By William K. Black
Bloomington, MN: February 13, 2015
The website “538” has one claim to fame – interpreting data. In the mortgage fraud context it got this horribly wrong in a way that should be an object lesson to the dangers of implicit assumptions that implicitly exclude alternative theories of causation. This typically happens because of an unrecognized bias.
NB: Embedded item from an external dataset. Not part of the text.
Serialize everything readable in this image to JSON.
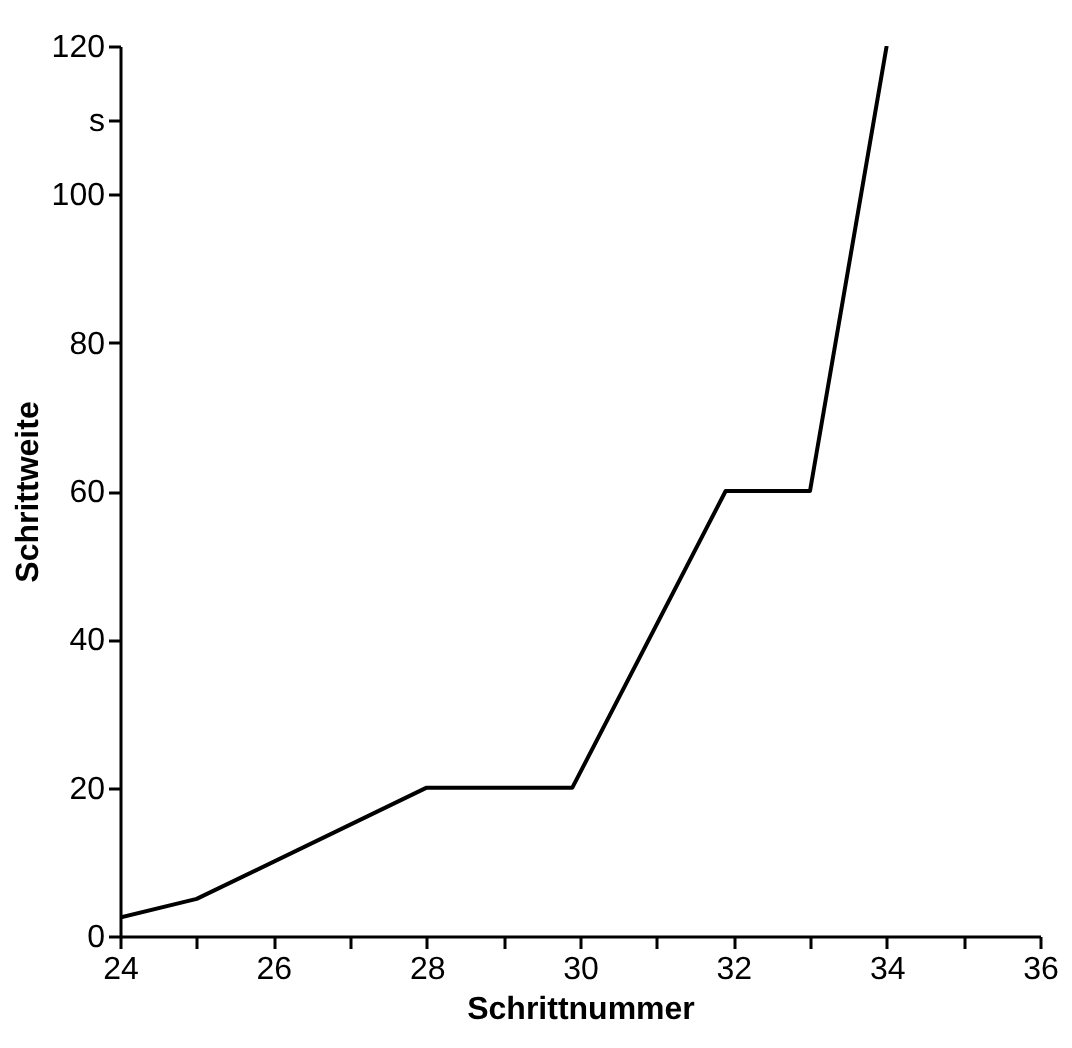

Ben Casselman and Andrew Flowers provided the object lesson in their discussion of a new study (behind a pay wall) by Atif Mian and Amir Sufi entitled “Fraudulent Income Overstatement on Mortgage Applications during the Credit Expansion of 2002 to 2005”
“What they found: Mortgage lending surged in low-income, less creditworthy areas of the U.S. between 2002 and 2005. But systemic differences between incomes reported on mortgage applications and incomes reported to the IRS indicate that much of this “subprime” lending was reliant on borrowers fraudulently overstating their income.
Why it matters: Between 2002 and 2005, there was a tsunami of money for prospective U.S. homebuyers. This surge of mortgage credit was strongest in less creditworthy, low-income areas. But some economists have argued that incomes of homebuyers were increasing in these areas. After all, by looking at income as reported on mortgage applications, the areas with lower credit scores seem to have robust growth of homebuyers’ income. But new research from Sufi and Mian — the authors of “House of Debt” who have written for FiveThirtyEight — confirms that, no, economic improvement wasn’t behind these improving income numbers. It was fraud. Specifically, the fraud of homebuyers overstating income.”